ここで、リレーが故障した場合を考える。例えば、操作コイルの通電時に制御手段(インバータ)とリニア電磁式アクチュエータ(のコイル)との間に大電流が流れることにより制御接点が溶着した場合を考える。この場合は、制御手段による制御を行うときの通電は可能である。一方、操作コイルを非通電とすると、可動接点が制御接点から短絡接点に変化しないため、リレーが故障した相は短絡することができない。しかし、この場合は、3相のうちの2相の減衰力で車両の走行が可能となる。これにより、リレーが故障した場合(制御接点が溶着した場合)にも、安全性、信頼性を確保することができる。
次に、操作コイル非通電時にリニア電磁式アクチュエータ(のコイル)の逆起電力が大きく発生することにより短絡接点が溶着した場合、または、リレーの操作コイルの断線、故障に伴う短絡接点維持状態の場合を考える。この場合は、制御手段(インバータ)による制御を行わない制御OFFのときは、短絡接点を経由するリニア電磁式アクチュエータの逆起電力に応じた減衰力の発生は可能である。一方、制御手段による制御を行う制御ONのときは、可動接点が短絡接点から制御接点に変化しないため、制御接点への導通が不可能になる。しかし、この場合は、制御手段の出力部を短絡した故障状態を回避することができるため、過電流による発熱を抑制することができる。これにより、リレーが故障した場合(短絡接点が溶着した場合、短絡接点維持状態の場合)にも、安全性、信頼性を確保することができる。

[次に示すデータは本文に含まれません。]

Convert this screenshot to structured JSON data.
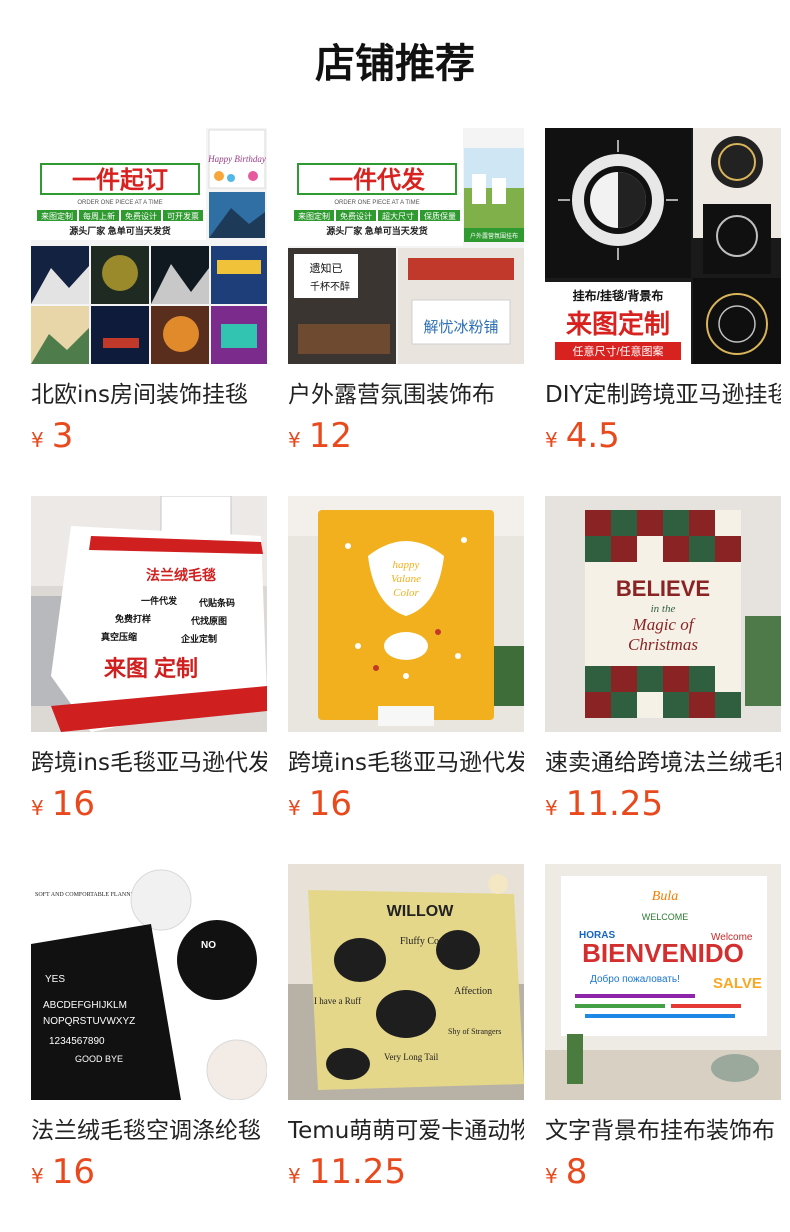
{
  "header": {
    "title": "店铺推荐"
  },
  "products": [
    {
      "name": "北欧ins房间装饰挂毯",
      "currency": "¥",
      "price": "3",
      "image": {
        "headline": "一件起订",
        "subline": "ORDER ONE PIECE AT A TIME",
        "tags": [
          "来图定制",
          "每周上新",
          "免费设计",
          "可开发票"
        ],
        "note": "源头厂家 急单可当天发货",
        "badge": "Happy Birthday"
      }
    },
    {
      "name": "户外露营氛围装饰布",
      "currency": "¥",
      "price": "12",
      "image": {
        "headline": "一件代发",
        "subline": "ORDER ONE PIECE AT A TIME",
        "tags": [
          "来图定制",
          "免费设计",
          "超大尺寸",
          "保质保量"
        ],
        "note": "源头厂家 急单可当天发货",
        "sign1": "遗知已",
        "sign2": "千杯不醉",
        "sign3": "解忧冰粉铺",
        "corner": "户外露营氛围挂布"
      }
    },
    {
      "name": "DIY定制跨境亚马逊挂毯",
      "currency": "¥",
      "price": "4.5",
      "image": {
        "line1": "挂布/挂毯/背景布",
        "line2": "来图定制",
        "line3": "任意尺寸/任意图案"
      }
    },
    {
      "name": "跨境ins毛毯亚马逊代发",
      "currency": "¥",
      "price": "16",
      "image": {
        "headline": "法兰绒毛毯",
        "features": [
          "一件代发",
          "代贴条码",
          "免费打样",
          "代找原图",
          "真空压缩",
          "企业定制"
        ],
        "cta": "来图 定制"
      }
    },
    {
      "name": "跨境ins毛毯亚马逊代发",
      "currency": "¥",
      "price": "16",
      "image": {
        "center1": "happy",
        "center2": "Valane",
        "center3": "Color"
      }
    },
    {
      "name": "速卖通给跨境法兰绒毛毯",
      "currency": "¥",
      "price": "11.25",
      "image": {
        "line1": "BELIEVE",
        "line2": "in the",
        "line3": "Magic of",
        "line4": "Christmas"
      }
    },
    {
      "name": "法兰绒毛毯空调涤纶毯",
      "currency": "¥",
      "price": "16",
      "image": {
        "top": "SOFT AND COMFORTABLE FLANNEL FLEECE",
        "letters": "ABCDEFGHIJKLM",
        "letters2": "NOPQRSTUVWXYZ",
        "numbers": "1234567890",
        "bye": "GOOD BYE",
        "yes": "YES",
        "no": "NO"
      }
    },
    {
      "name": "Temu萌萌可爱卡通动物毛毯",
      "currency": "¥",
      "price": "11.25",
      "image": {
        "top": "WILLOW",
        "t1": "Fluffy Coat",
        "t2": "I have a Ruff",
        "t3": "Affection",
        "t4": "Very Long Tail",
        "t5": "Shy of Strangers"
      }
    },
    {
      "name": "文字背景布挂布装饰布",
      "currency": "¥",
      "price": "8",
      "image": {
        "big": "BIENVENIDO",
        "w1": "WELCOME",
        "w2": "HORAS",
        "w3": "SALVE",
        "w4": "Добро пожаловать!",
        "w5": "Welcome",
        "w6": "Bula"
      }
    }
  ],
  "colors": {
    "price": "#e8491d",
    "title": "#111111",
    "text": "#222222"
  }
}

実施の形態によれば、リレーは、リニア電磁式アクチュエータに内蔵する構成としている。このため、制御手段とリニア電磁式アクチュエータとの間でケーブルが断線した場合にも、リニア電磁式アクチュエータに内蔵されたリレーの操作コイルを非通電とすることにより3相のケーブルを短絡させ、リニア電磁式アクチュエータに減衰力(抵抗力)を発生させることができる。これにより、この面からも、電磁式サスペンション装置の安全性、信頼性を向上することができる。
実施の形態によれば、制御接点の容量は、短絡接点の容量よりも大きい構成としている。このため、短絡時と比較して大きな電流を流す制御時の制御接点による損失が減り、また、制御接点が故障するリスクを低減することができる。これにより、リレーの安全性、信頼性を向上することができる。また、制御接点と短絡接点の容量を適正化することができ、リレーのコストの低減を図ることができる。
実施の形態によれば、リレーの接点切換えを行うときは、各相のコイルに流れる電流を零アンペアにする構成としている。このため、リレーの接点を切換えるときに、リレーに電流が流れないようにでき、リレーの接点への負荷を最小限にすることができる。これにより、リレーの長寿命化、信頼性の向上を図ることができる。